Minimum 30 dni potrwa przerwa w NBA

Minimum 30 dni potrwa przerwa w NBA

NBA z powodu koronawirusa zawiesiła z dniem wczorajszym swoje rozgrywki. Dzisiaj Adam Silver poinformował, że najlepsza liga świata na pewno nie wróci w ciągu najbliższego miesiąca.

Komisarz NBA po usłyszeniu informacji o wykryciu wirusa u Rudy’ego Goberta rozważał natychmiastowe odwołanie sezonu. Jednakże po rozmowach z właścicielami klubów, przychylił się do ich opinii, aby poczekać na rozwój sytuacji.

W wyniku tego w wywiadzie z TNT, Silver potwierdził, że przerwa w sezonie potrwa minimum 30 dni:

„Według naszych ostatnich ustaleń, przerwa potrwa minimum 30 dni. Niestety nie jesteśmy w stanie powiedzieć czegoś bardziej konkretnego niż to. Chcemy jednak przygotować organizacje, zawodników i fanów, że czeka ich co najmniej miesiąc bez NBA.”

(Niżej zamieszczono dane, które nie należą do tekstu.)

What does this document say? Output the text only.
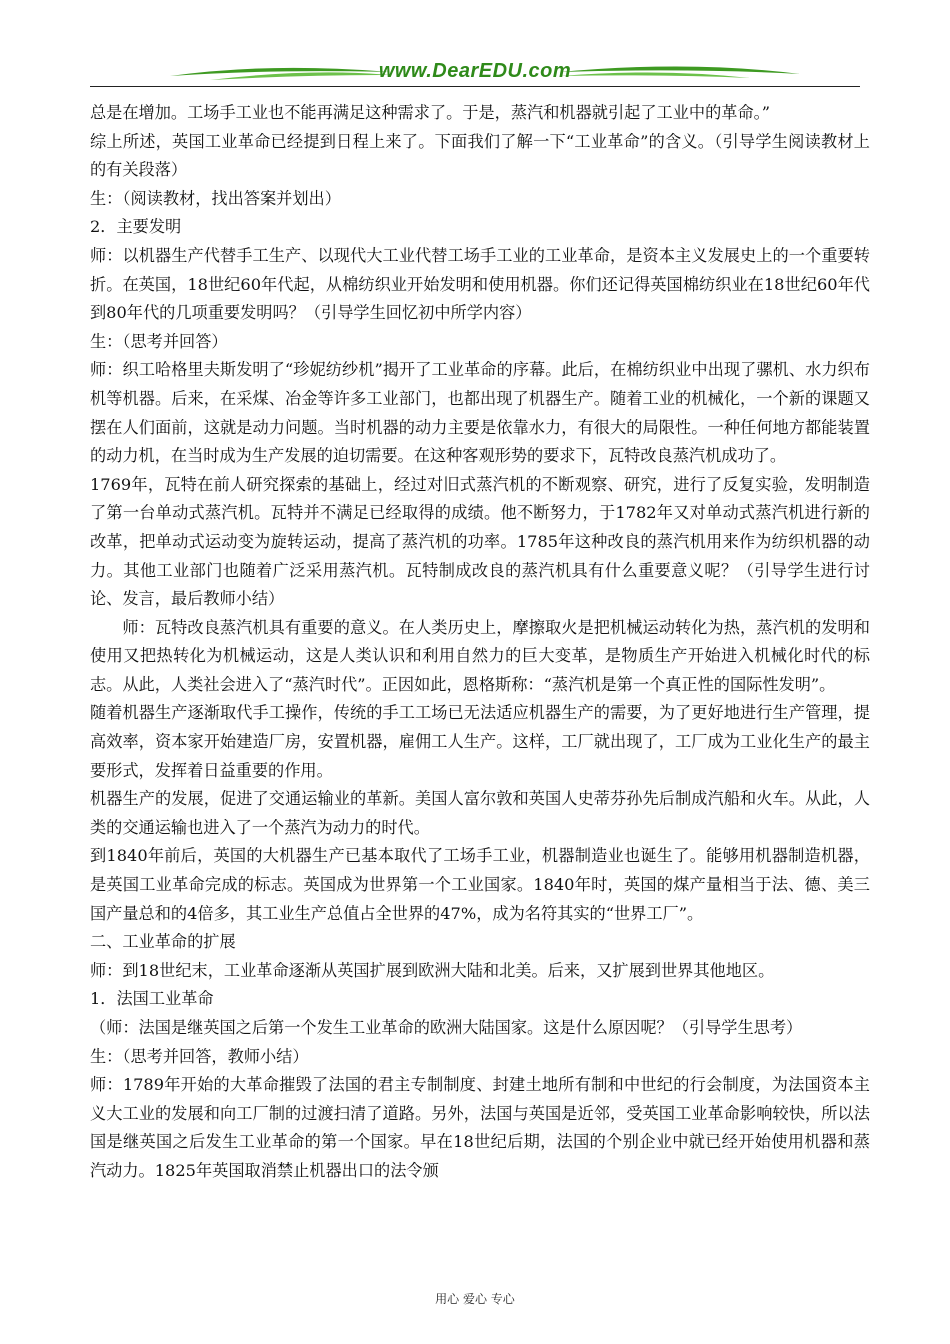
www.DearEDU.com

总是在增加。工场手工业也不能再满足这种需求了。于是，蒸汽和机器就引起了工业中的革命。”

综上所述，英国工业革命已经提到日程上来了。下面我们了解一下“工业革命”的含义。（引导学生阅读教材上的有关段落）

生：（阅读教材，找出答案并划出）

2．主要发明

师：以机器生产代替手工生产、以现代大工业代替工场手工业的工业革命，是资本主义发展史上的一个重要转折。在英国，18世纪60年代起，从棉纺织业开始发明和使用机器。你们还记得英国棉纺织业在18世纪60年代到80年代的几项重要发明吗？（引导学生回忆初中所学内容）

生：（思考并回答）

师：织工哈格里夫斯发明了“珍妮纺纱机”揭开了工业革命的序幕。此后，在棉纺织业中出现了骡机、水力织布机等机器。后来，在采煤、冶金等许多工业部门，也都出现了机器生产。随着工业的机械化，一个新的课题又摆在人们面前，这就是动力问题。当时机器的动力主要是依靠水力，有很大的局限性。一种任何地方都能装置的动力机，在当时成为生产发展的迫切需要。在这种客观形势的要求下，瓦特改良蒸汽机成功了。

1769年，瓦特在前人研究探索的基础上，经过对旧式蒸汽机的不断观察、研究，进行了反复实验，发明制造了第一台单动式蒸汽机。瓦特并不满足已经取得的成绩。他不断努力，于1782年又对单动式蒸汽机进行新的改革，把单动式运动变为旋转运动，提高了蒸汽机的功率。1785年这种改良的蒸汽机用来作为纺织机器的动力。其他工业部门也随着广泛采用蒸汽机。瓦特制成改良的蒸汽机具有什么重要意义呢？（引导学生进行讨论、发言，最后教师小结）

师：瓦特改良蒸汽机具有重要的意义。在人类历史上，摩擦取火是把机械运动转化为热，蒸汽机的发明和使用又把热转化为机械运动，这是人类认识和利用自然力的巨大变革，是物质生产开始进入机械化时代的标志。从此，人类社会进入了“蒸汽时代”。正因如此，恩格斯称：“蒸汽机是第一个真正性的国际性发明”。

随着机器生产逐渐取代手工操作，传统的手工工场已无法适应机器生产的需要，为了更好地进行生产管理，提高效率，资本家开始建造厂房，安置机器，雇佣工人生产。这样，工厂就出现了，工厂成为工业化生产的最主要形式，发挥着日益重要的作用。

机器生产的发展，促进了交通运输业的革新。美国人富尔敦和英国人史蒂芬孙先后制成汽船和火车。从此，人类的交通运输也进入了一个蒸汽为动力的时代。

到1840年前后，英国的大机器生产已基本取代了工场手工业，机器制造业也诞生了。能够用机器制造机器，是英国工业革命完成的标志。英国成为世界第一个工业国家。1840年时，英国的煤产量相当于法、德、美三国产量总和的4倍多，其工业生产总值占全世界的47%，成为名符其实的“世界工厂”。

二、工业革命的扩展

师：到18世纪末，工业革命逐渐从英国扩展到欧洲大陆和北美。后来，又扩展到世界其他地区。

1．法国工业革命

（师：法国是继英国之后第一个发生工业革命的欧洲大陆国家。这是什么原因呢？（引导学生思考）

生：（思考并回答，教师小结）

师：1789年开始的大革命摧毁了法国的君主专制制度、封建土地所有制和中世纪的行会制度，为法国资本主义大工业的发展和向工厂制的过渡扫清了道路。另外，法国与英国是近邻，受英国工业革命影响较快，所以法国是继英国之后发生工业革命的第一个国家。早在18世纪后期，法国的个别企业中就已经开始使用机器和蒸汽动力。1825年英国取消禁止机器出口的法令颁

用心 爱心 专心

Wszelkie dalsze decyzje zostaną podjęte w zależności od rozwoju sytuacji. Komisarz potwierdził, że decyzja o odwołaniu całych rozgrywek jeszcze nie zapadła:

„Nawet jeśli nie zagramy przez miesiąc, czy 6 tygodni, wciąż możemy dokończyć rozgrywki. Może to oznaczać rozegranie Finałów w lipcu, lub nawet później. Według mnie za wcześnie jeszcze na ostateczne odwoływanie całego sezonu.”

Priorytetem oczywiście pozostaje jednak zdrowie i to od niego zależeć będą kolejne decyzje:

„Celem oczywiście jest znalezienie rozwiązania, które będzie bezpieczne dla wszystkich. To bardzo skomplikowana i szybko zmieniająca się sytuacja, która przypomina nam także, że jesteśmy częścią społeczeństwa i musimy troszczyć się o siebie wzajemnie. Tym właśnie dalej będzie zajmować się NBA i jako liga jesteśmy niezwykle wdzięczni za zrozumienie ze strony absolutnie najlepszych fanów na świecie.”

Ponadto, według decyzji ligowych władz, Rudy Gobert nie zostanie ukarany dyscyplinarnie za swoje skrajnie nieodpowiedzialne zachowanie, które doprowadziło do zarażenia koronawirusem.

Źródło: Twitter.com/Reese Waters

Środkowy przeprosił już za swoje zachowanie za pośrednictwem Instagrama.

Zawieszenie rozgrywek wiąże się z ogromnymi stratami nie tylko dla właścicieli klubów, lecz także, a może nawet przede wszystkim dla tysięcy zwykłych pracowników. W związku z tym odpowiednie wsparcie swoim podwładnym zapewnił już Mark Cuban, a także Kevin Love.

Skrzydłowy Cleveland przeznaczył za pośrednictwem swojej fundacji 100 tysięcy dolarów. Ponadto zarząd Cavaliers oświadczył, że wszyscy zatrudnieni na stawkę godzinową w hali i przy organizacji wszelkiej maści wydarzeń, będą dostawać normalne, zaplanowane wynagrodzenie.